Seppo grunted and righted himself, his exoskeleton misting the girl’s arms and face as it vented steam. “Remarkable. For fang bites, those punctures are surprisingly ragged.”
My eyebrows scrunched as I frowned. “What do you mean?”
“Well, see here.” Seppo shifted the girl’s head to expose her neck. The two punctures were inflamed, the edges of the wounds inflated and uneven, like volcano craters. Dried blood crusted the puffy skin, but the bites themselves—thumb-sized holes—had yet to scab over. Seppo’s eyes glinted with scientific fascination as he examined the wounds. “The skin surrounding both perforations is uneven, as if the fangs were serrated. If the teeth were intended to just inject venom, it makes no sense for them to have any irregularities on the surface. But these wounds are jagged, almost as if the fangs were barbed…”
“That rules out anything viperine, then,” Malia said. Her snakes rattled as she shook her head. “Vampiric, too. You’d want to release your prey after subduing it, and if your fangs are how you feed, the last thing you want is your prey fighting back and you losing your ability to catch and eat food.”
“Unless you needed to pierce thick skin,” I said. Disparate threads were slowly tying themselves together in the back of my mind, but they hadn’t quite connected yet.
Malia quirked a brow. “You think whatever this was needs to latch on to its victims?”
I nodded. “I can’t shake the feeling that, whatever our predator is, it’s well outside its normal environment. And not just with its prey.” I gestured towards the sleeping girl. “Obviously her skin isn’t thick enough to justify saw teeth. But where would?”

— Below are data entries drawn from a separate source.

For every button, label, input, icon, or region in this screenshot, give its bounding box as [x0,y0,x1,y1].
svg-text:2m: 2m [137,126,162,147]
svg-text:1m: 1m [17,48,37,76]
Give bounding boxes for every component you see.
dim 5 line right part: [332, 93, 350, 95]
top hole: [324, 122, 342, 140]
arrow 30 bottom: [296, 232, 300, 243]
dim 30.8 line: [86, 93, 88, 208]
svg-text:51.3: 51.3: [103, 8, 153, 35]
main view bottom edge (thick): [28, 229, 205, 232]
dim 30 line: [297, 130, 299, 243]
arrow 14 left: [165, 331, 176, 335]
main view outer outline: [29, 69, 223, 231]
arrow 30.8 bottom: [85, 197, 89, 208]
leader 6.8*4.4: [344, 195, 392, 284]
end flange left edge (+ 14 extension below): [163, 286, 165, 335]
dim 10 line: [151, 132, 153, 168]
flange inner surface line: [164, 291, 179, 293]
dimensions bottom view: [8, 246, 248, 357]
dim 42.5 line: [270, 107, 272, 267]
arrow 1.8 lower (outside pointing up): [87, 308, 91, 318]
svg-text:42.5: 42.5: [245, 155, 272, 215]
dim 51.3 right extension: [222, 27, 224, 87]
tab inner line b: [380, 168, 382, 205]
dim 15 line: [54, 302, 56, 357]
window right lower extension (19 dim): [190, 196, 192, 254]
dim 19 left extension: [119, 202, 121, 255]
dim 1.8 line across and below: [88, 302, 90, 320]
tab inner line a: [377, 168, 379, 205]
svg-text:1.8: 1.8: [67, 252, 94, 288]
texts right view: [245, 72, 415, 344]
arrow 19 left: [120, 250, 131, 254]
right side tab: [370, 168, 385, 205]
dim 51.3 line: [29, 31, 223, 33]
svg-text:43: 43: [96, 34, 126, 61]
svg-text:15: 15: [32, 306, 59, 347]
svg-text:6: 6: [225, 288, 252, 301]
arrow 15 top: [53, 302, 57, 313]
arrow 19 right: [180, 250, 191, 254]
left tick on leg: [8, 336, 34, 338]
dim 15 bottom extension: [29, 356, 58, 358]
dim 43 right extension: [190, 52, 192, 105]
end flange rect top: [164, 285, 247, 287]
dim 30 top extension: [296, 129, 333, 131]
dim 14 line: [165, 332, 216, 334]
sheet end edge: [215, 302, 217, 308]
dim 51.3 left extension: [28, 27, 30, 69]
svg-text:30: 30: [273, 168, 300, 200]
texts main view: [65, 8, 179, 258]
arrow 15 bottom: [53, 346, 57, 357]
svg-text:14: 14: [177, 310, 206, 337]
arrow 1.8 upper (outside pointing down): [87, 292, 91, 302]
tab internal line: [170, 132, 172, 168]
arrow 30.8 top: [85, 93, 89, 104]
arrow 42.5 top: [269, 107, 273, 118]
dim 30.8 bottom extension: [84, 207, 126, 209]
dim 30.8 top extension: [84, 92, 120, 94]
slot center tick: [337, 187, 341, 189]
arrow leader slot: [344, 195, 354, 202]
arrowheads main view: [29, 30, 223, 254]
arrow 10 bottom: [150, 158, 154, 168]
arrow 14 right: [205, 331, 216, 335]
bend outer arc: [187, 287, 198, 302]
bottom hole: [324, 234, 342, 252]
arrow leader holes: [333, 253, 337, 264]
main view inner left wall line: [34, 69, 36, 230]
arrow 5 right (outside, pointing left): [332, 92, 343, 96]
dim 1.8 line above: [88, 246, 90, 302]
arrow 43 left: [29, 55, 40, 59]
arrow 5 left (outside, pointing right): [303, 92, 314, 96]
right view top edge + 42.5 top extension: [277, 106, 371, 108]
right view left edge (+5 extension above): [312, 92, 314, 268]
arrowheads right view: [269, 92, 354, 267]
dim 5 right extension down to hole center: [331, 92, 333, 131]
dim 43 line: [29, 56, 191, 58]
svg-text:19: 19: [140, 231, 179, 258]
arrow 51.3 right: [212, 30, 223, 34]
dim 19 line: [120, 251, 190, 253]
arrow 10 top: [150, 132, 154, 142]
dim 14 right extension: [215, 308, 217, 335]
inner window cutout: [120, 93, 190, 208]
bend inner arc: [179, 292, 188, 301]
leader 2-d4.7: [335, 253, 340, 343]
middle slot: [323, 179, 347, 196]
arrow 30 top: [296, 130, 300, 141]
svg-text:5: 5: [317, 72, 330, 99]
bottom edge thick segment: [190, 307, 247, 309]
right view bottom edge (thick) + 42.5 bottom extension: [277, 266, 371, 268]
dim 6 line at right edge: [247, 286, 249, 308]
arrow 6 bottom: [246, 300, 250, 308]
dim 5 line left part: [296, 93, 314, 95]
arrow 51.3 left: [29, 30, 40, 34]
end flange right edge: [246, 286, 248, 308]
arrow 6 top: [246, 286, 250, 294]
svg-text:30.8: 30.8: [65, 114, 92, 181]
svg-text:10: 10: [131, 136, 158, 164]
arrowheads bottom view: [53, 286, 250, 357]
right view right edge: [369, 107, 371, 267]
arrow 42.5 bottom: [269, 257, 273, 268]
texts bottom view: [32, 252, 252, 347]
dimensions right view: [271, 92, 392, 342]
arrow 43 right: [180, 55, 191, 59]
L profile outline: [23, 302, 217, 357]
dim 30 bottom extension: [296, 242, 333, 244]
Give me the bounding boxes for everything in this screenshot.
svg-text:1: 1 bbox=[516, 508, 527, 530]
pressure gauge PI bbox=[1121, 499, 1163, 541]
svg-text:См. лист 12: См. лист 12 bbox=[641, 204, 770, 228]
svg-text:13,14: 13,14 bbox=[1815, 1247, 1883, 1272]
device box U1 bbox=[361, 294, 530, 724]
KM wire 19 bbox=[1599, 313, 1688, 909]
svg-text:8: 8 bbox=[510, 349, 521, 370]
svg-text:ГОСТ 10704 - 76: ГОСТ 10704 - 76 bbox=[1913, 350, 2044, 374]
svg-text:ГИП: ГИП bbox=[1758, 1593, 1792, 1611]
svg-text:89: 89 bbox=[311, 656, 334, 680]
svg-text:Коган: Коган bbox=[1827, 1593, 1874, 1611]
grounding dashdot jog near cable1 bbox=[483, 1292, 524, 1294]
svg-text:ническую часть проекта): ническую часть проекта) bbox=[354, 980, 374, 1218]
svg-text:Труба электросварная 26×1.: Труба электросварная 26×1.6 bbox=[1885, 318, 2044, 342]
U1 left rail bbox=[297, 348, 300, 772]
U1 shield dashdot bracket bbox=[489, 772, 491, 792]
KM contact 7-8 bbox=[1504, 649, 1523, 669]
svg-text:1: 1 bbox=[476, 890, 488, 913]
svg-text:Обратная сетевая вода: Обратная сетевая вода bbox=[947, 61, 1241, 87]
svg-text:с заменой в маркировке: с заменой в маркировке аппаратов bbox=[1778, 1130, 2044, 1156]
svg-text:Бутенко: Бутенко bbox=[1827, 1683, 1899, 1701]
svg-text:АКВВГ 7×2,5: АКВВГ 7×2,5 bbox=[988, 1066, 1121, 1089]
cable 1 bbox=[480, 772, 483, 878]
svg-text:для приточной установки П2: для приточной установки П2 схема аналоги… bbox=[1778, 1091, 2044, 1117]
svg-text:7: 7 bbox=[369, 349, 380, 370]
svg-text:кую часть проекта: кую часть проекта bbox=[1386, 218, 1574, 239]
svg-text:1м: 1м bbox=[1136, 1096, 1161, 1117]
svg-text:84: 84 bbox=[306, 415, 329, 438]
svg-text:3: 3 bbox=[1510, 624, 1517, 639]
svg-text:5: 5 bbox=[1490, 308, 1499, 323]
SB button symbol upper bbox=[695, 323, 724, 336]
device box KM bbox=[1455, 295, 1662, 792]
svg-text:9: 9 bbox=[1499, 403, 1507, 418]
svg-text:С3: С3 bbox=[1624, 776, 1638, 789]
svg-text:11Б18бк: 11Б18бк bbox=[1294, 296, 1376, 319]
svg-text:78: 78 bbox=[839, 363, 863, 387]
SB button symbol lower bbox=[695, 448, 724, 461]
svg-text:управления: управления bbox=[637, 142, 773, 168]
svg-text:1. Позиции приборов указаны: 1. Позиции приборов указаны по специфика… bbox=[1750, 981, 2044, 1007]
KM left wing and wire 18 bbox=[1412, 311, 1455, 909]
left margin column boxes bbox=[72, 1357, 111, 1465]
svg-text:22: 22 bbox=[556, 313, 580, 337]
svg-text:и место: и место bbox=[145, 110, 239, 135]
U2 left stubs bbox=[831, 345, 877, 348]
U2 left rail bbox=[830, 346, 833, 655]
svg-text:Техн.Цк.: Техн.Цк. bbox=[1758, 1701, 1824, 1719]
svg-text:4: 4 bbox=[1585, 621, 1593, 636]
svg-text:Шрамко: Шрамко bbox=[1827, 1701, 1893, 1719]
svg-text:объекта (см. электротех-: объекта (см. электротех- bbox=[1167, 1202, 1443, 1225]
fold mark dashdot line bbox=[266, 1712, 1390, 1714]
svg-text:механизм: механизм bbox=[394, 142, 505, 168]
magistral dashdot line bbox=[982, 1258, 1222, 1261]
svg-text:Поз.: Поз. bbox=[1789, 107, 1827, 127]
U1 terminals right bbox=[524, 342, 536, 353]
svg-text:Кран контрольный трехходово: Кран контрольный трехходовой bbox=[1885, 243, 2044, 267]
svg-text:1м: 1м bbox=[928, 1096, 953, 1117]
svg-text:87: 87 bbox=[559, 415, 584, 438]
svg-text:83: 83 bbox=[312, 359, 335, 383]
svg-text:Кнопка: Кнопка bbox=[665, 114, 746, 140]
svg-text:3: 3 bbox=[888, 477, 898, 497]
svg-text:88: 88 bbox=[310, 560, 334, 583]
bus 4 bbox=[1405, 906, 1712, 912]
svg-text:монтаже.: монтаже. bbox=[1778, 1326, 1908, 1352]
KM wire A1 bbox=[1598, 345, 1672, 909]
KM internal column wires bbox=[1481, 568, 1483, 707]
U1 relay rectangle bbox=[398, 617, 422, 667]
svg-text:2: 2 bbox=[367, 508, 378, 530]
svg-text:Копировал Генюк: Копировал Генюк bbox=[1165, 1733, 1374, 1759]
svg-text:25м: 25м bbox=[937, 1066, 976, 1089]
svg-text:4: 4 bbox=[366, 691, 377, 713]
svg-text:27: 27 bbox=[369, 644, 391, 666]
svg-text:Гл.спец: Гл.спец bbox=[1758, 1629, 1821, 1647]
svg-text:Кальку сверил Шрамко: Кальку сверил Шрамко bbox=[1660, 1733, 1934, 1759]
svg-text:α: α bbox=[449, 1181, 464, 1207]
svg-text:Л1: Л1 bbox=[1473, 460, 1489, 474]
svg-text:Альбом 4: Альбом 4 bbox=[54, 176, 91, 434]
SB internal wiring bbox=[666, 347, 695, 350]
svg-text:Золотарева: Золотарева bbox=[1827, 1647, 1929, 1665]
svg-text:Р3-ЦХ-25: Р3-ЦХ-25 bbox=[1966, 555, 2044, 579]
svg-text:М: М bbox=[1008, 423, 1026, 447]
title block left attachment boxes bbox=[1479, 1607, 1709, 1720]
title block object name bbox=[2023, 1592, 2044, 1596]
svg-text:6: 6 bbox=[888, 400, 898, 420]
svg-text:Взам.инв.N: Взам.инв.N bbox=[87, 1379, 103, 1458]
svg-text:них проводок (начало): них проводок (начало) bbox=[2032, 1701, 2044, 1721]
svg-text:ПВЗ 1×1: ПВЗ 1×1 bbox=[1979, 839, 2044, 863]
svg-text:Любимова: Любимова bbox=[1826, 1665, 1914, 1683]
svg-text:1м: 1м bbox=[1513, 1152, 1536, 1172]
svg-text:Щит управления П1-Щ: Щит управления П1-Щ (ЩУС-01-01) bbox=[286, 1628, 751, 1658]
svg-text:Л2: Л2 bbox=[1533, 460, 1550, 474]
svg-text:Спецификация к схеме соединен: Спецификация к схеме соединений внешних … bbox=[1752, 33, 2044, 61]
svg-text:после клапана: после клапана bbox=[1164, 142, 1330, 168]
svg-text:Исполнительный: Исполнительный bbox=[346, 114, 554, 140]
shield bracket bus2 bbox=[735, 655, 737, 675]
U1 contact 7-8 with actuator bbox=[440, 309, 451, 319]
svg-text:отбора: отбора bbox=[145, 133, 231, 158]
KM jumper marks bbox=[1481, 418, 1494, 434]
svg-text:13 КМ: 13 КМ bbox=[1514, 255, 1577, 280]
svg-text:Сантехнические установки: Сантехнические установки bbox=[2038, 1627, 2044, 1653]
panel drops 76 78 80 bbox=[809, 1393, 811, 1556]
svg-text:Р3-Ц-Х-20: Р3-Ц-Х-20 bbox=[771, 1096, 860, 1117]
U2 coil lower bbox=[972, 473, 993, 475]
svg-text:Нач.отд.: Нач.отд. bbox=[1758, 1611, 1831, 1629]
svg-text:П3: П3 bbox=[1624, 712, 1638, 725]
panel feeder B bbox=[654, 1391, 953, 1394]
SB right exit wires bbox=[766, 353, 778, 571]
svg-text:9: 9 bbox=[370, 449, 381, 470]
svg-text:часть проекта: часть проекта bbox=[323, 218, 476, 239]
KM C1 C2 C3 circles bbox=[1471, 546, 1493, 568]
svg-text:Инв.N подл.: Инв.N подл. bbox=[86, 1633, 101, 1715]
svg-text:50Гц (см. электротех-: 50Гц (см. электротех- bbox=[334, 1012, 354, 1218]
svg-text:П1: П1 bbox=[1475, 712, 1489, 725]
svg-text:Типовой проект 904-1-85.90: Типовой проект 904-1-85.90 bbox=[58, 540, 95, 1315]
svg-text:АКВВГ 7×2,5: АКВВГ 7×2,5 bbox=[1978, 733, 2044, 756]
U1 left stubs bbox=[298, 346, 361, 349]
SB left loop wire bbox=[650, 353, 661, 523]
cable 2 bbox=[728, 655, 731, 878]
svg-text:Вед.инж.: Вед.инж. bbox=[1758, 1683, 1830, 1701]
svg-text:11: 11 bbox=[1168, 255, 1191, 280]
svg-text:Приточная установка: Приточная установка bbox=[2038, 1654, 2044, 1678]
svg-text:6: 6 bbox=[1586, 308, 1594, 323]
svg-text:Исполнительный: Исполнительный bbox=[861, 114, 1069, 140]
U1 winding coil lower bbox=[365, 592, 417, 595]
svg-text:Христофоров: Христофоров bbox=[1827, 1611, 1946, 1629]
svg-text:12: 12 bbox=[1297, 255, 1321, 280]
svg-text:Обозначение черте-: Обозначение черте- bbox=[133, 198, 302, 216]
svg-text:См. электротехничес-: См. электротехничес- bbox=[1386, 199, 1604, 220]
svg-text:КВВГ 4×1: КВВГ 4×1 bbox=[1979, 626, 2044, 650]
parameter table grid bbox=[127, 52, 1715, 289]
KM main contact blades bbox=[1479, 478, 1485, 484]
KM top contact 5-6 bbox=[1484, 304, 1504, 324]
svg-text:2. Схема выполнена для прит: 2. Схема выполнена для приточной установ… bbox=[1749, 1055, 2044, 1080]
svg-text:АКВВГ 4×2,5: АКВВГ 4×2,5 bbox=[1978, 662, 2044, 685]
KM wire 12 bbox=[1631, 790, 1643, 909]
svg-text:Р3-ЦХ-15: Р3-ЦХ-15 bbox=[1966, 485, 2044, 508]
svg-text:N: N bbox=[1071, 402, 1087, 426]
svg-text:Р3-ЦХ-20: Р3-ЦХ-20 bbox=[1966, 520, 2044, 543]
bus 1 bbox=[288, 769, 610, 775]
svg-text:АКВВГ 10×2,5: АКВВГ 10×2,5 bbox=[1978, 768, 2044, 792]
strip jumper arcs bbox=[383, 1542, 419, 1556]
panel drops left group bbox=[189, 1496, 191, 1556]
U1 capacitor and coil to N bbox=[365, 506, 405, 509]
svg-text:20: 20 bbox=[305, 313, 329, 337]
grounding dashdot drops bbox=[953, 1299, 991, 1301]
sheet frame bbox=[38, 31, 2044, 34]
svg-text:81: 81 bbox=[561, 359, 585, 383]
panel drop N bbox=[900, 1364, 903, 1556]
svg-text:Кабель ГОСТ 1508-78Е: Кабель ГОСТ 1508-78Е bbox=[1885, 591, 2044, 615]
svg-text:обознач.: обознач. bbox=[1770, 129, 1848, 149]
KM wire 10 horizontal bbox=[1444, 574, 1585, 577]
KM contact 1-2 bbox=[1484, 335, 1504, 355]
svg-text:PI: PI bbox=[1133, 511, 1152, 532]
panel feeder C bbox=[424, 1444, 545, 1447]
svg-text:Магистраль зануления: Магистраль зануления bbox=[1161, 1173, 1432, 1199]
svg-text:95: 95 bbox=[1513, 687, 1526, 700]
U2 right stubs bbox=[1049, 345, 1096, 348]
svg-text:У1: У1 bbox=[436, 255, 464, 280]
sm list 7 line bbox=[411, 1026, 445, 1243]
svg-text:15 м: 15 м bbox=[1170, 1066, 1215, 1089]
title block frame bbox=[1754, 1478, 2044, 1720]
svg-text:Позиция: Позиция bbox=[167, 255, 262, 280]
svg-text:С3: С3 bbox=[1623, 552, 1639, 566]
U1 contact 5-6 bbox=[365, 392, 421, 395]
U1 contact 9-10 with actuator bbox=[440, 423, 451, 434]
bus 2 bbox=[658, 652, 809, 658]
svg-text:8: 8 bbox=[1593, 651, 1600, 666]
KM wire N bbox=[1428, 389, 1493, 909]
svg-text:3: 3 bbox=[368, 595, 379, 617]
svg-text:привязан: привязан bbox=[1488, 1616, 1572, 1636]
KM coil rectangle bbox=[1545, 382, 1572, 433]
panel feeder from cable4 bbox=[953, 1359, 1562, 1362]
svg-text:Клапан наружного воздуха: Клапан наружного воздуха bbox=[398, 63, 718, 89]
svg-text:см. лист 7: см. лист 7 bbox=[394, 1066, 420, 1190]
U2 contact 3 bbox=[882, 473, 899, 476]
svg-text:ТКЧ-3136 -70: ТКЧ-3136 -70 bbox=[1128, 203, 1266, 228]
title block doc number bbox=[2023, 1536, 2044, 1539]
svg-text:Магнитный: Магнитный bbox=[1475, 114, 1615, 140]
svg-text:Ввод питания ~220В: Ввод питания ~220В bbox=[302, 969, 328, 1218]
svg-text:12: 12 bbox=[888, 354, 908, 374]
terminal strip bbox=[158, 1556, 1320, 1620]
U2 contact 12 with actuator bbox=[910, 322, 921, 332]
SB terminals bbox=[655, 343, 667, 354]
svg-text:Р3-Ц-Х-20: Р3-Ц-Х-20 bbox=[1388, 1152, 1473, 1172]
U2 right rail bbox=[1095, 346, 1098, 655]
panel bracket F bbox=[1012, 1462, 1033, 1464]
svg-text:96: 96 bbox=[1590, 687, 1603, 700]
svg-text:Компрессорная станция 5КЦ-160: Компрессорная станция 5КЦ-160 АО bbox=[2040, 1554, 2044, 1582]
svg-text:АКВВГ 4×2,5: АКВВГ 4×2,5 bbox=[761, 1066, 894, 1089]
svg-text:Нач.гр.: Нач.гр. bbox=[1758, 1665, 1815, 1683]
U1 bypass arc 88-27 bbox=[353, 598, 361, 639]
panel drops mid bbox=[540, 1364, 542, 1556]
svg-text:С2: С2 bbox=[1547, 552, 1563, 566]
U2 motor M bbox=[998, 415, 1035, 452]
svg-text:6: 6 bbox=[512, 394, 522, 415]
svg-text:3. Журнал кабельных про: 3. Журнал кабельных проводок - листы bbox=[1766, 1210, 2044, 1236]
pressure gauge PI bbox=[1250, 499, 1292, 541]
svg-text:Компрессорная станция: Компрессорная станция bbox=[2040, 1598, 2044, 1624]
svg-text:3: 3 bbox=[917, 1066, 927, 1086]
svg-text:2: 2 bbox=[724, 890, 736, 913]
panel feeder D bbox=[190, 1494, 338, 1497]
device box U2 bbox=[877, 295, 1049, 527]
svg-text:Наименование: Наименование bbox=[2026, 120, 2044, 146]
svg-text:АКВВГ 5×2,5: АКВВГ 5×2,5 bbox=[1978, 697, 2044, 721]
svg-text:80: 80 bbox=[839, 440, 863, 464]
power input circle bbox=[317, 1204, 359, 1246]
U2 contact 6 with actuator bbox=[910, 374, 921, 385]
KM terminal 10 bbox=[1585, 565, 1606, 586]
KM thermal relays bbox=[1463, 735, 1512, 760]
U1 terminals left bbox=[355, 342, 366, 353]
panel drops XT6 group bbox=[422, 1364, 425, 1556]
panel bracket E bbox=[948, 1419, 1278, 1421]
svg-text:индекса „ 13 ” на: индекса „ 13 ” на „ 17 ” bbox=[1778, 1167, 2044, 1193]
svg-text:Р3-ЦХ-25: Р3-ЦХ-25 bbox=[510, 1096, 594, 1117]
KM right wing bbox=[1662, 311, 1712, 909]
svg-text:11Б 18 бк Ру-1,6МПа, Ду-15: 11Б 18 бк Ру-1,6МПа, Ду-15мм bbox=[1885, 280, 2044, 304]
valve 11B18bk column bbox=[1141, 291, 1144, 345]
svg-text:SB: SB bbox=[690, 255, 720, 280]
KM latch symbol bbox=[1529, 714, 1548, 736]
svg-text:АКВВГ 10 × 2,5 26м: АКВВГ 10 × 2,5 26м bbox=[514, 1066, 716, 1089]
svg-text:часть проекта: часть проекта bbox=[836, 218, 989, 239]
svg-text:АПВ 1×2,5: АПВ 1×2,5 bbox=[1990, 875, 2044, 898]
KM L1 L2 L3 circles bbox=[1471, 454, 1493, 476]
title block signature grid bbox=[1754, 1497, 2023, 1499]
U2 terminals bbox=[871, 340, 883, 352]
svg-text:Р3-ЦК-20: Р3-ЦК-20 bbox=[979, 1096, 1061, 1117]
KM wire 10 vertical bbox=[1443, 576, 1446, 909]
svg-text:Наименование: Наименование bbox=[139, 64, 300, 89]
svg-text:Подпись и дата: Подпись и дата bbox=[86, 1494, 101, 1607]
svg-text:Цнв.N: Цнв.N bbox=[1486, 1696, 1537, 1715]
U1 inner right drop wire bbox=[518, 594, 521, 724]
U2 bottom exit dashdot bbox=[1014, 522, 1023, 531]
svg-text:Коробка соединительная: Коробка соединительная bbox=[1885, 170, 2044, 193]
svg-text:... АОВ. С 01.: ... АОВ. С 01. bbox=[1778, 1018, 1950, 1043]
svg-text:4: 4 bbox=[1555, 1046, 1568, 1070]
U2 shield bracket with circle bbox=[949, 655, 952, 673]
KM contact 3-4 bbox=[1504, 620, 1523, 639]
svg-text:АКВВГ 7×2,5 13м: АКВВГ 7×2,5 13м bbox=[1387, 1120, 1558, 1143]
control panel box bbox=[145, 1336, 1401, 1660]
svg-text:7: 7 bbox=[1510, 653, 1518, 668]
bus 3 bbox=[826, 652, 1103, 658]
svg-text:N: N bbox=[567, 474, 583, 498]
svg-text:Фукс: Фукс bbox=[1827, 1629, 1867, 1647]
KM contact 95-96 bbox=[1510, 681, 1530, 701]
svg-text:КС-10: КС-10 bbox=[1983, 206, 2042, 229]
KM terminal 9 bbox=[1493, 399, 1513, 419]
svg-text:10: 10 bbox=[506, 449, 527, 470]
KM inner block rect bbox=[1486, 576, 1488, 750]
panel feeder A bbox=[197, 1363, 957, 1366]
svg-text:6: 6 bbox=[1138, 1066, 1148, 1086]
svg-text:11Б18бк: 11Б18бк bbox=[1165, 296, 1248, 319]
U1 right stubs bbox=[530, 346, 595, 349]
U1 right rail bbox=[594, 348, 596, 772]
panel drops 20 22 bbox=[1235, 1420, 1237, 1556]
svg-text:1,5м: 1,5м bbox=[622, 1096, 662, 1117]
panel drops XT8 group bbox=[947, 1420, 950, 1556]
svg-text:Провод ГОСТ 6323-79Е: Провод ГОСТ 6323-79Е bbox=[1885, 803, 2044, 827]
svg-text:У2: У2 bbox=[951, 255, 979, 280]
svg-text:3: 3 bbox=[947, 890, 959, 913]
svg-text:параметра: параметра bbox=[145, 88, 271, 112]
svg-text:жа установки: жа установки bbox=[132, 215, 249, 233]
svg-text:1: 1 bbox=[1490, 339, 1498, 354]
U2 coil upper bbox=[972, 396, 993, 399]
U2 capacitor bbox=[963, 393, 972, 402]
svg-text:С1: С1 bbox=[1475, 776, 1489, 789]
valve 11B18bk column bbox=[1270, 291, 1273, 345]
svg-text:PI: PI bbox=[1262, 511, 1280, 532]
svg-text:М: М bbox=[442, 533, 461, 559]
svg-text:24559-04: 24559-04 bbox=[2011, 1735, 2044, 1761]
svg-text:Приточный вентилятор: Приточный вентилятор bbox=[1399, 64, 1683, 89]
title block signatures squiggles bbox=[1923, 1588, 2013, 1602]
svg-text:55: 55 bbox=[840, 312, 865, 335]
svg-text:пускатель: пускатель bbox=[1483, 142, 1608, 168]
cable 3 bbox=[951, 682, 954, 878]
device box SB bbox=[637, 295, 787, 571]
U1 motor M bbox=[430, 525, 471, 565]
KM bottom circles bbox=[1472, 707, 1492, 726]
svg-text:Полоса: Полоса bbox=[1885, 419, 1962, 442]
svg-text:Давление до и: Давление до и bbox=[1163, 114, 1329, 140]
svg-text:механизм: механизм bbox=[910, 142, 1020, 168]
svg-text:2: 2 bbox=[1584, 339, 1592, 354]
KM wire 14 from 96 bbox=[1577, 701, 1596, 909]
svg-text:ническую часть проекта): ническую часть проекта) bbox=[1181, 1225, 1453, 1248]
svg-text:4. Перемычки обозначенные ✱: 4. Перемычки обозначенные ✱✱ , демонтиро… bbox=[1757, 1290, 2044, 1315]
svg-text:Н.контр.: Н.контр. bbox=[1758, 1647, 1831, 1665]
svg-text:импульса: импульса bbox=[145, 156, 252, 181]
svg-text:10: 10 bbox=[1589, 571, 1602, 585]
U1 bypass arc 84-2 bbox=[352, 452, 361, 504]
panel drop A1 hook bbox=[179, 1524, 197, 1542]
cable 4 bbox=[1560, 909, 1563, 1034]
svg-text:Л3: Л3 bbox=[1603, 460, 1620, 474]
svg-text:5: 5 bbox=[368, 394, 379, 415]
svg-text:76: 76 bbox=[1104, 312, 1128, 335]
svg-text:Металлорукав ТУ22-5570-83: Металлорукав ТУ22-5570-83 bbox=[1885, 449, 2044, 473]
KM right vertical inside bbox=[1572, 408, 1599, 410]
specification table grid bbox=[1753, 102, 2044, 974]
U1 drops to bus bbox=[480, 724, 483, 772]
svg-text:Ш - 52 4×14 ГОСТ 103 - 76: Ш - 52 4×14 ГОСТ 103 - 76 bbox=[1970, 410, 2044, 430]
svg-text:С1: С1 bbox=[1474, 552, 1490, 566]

Seppo squatted on the bed next to the girl and drummed his fingers on his leg pistons. “Armored prey, like the tortoise-toads of the distant east.”
“Or scaled, like the dragons, or hydras, or...fish.” Malia’s eyes met mine. “So we’re dealing with something from the depths.”
“It would explain why they attacked our ocean god.” I shrugged. “And why they’d need to latch onto prey to feed.”
Malia’s face pinched in a frown. “But it’d need to be amphibious, unless the water in the temple was evidence of its magic, and not Resef’s wards. What do you think?”
I shook my head. “It’s been too long since I was last in one of his temples, and the magical manipulation was too old for me to pick up any scents.”
“It was Resef’s, all right,” Seppo said, nodding. “But I can’t guarantee there weren’t any alien augments to it. If our ambusher was aquatic, it could have hijacked his wards to support its attack.” His fingers plied the air as he began drawing on his own magic. Thin, silver tubes stretched between his fingertips, twisting together as he bent his hands. When he had a fist-sized spool of the strands, he stood up and bent over the girl. “I’ve been thinking on her injuries, and I might be able to devise something to suture these wounds. There are psychotropic crystals as well. Perhaps one of those could aid her.”
“You’d know more about that than we would,” Malia said.
“Jade might, too.” I ignored Malia’s pointed glare. “We’ll fetch her from Nebesa, see if she knows any—”
The earth shook as waterfalls thundered in the temple above us. Fierce, angry shrieks clashed with the drumming of the waterfalls, cries that warbled as the water fought to wash their source away. Malia and I were out the door and up the stairs in a heartbeat.
We stumbled and coughed as we reached the inner temple court. The scent of salt sat thick upon the air, choking in its intensity. Water so salinated it crackled surged across the floor, battering a lump of juniper green tentacles against the altar. The unearthly cries came from the waterlogged creature, which squawked every time it collided with the unforgiving stones. The air tingled with Resef’s magic as columns of water crashed from the ceiling as the wards sought to crush the intruder.
All we could do was watch as the temple safeguards beat against the creature. The magic kept the dense saltwater contained in the chamber, which rose against invisible barriers to obstruct every doorway. It seemed our ambusher had saved us the trouble of hunting him down, but we needed Resef’s wards to calm down before we could get a better look at it.